Abacus Stone Sales wants to remove the trees as part of plans to create a vehicle access to a new storage area at its site at Hagg Wood on Woodhead Road, Honley.
Residents claim 170 trees will be lost if the plan is approved – pointing to a memo sent by Kirklees tree officer Joe Robertson to a planning officer colleague in June which says: “If the plans are accurate ... approximately 170 trees are proposed to be removed. Something I cannot support.”
However, a consultant for Abacus said it was proposed to remove only 12 mature or semi-mature trees and 30 or 40 saplings from the edge of the wood. Jonathan Cocking, of Halifax-based JCA Arboricultural Consultancy, said there would also be a substantial planting scheme for the site.
The agenda item for Thursday’s (Dec 21) strategic planning committee meeting shows no objection from Mr Robertson – subject to the area for stone storage and dressing being restricted in line with JCA’s “method statement” and subject to a number of planning conditions including compensatory tree planting to be carried out within 12 months of development starting.
An officer’s report to the committee said the proposal would allow a site which had previously received planning permission to be used to its full potential by providing a vehicular link between its two main areas.

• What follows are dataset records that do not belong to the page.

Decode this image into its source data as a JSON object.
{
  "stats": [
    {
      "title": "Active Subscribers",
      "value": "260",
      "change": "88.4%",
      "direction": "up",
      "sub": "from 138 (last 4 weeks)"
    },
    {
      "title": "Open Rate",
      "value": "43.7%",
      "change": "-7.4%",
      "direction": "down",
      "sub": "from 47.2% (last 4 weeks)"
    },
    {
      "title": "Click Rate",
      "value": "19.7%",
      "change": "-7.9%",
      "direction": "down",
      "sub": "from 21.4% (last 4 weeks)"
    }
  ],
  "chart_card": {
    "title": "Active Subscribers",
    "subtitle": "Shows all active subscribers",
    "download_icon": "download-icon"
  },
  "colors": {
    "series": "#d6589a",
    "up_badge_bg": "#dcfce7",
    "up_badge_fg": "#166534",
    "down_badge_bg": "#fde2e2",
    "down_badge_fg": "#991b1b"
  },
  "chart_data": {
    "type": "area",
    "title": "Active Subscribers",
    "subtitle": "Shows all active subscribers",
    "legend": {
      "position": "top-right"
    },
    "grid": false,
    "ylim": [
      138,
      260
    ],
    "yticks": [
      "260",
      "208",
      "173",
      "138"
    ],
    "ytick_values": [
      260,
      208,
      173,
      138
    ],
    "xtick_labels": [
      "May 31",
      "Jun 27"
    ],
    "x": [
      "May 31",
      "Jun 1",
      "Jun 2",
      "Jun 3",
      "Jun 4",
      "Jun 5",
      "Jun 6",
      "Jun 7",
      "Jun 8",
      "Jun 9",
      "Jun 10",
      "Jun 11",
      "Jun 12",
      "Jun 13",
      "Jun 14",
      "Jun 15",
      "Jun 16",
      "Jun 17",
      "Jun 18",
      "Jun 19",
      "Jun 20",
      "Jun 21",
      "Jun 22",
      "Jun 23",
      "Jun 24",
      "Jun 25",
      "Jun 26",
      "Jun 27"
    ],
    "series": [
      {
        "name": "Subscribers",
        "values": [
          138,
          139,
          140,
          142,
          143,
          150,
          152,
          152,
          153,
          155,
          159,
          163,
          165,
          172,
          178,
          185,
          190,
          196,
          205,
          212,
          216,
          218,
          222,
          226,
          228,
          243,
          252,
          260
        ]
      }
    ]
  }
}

It said: “As previously indicated, the site is in a sensitive location with regard the potential impact on local ecology, habitat provision including ancient woodland and local heritage assets. However, officers consider that the impacts associated with this development would be limited in scale and mitigation measures can be included to offset and any adverse effects.”

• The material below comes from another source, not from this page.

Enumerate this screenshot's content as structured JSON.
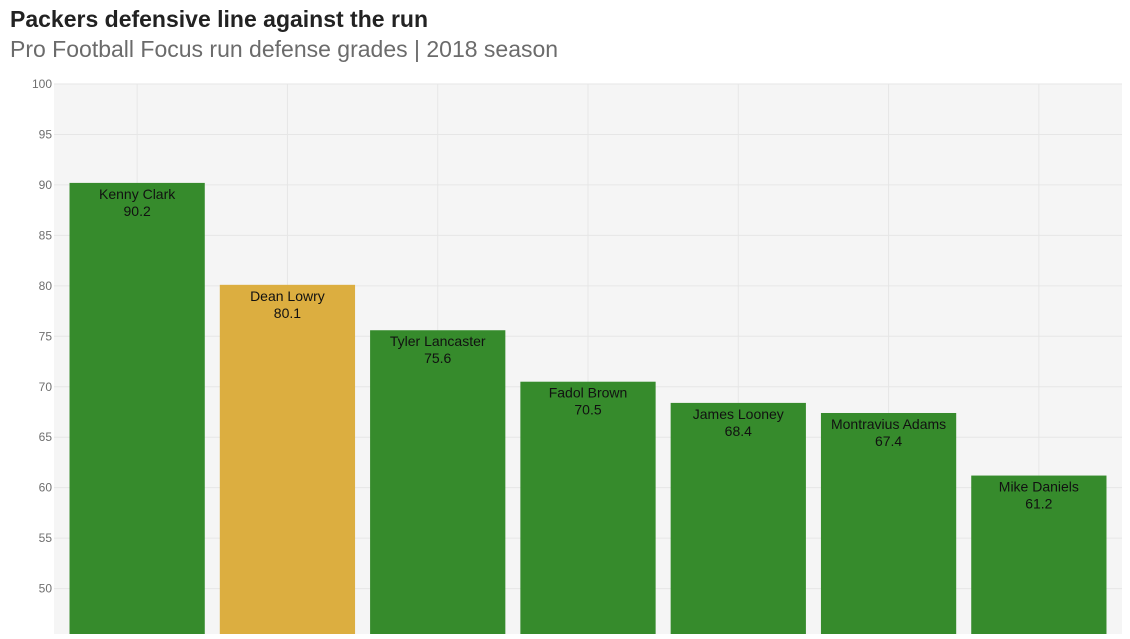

Kirklees councillor Nigel Patrick, who is opposing the plan, said he was “really surprised” that council officers were recommending approval, adding: “These woodlands are so rare, not just in Kirklees but around the country. If it wasn’t ancient woodland, there might be a reason to do it.”
He said planting young trees would not adequately replace the mature trees to be lost, branding it “tokenism”.
One resident, who asked not to be named, said the council had a duty to protect areas of woodland, adding: “You cannot replace trees that are so old. There is no economic requirement for this scheme. It is not generating more business for Abacus, it is simply to create more storage.”
Sean Lockwood, of Abacus, said he was “alarmed” at the suggestion 170 trees would be axed. He said the plan amended a previous permission and would mean more trees being retained than previously proposed.
Mr Lockwood stressed that the wood belonged to the company which allowed people to walk their dogs the children to play there.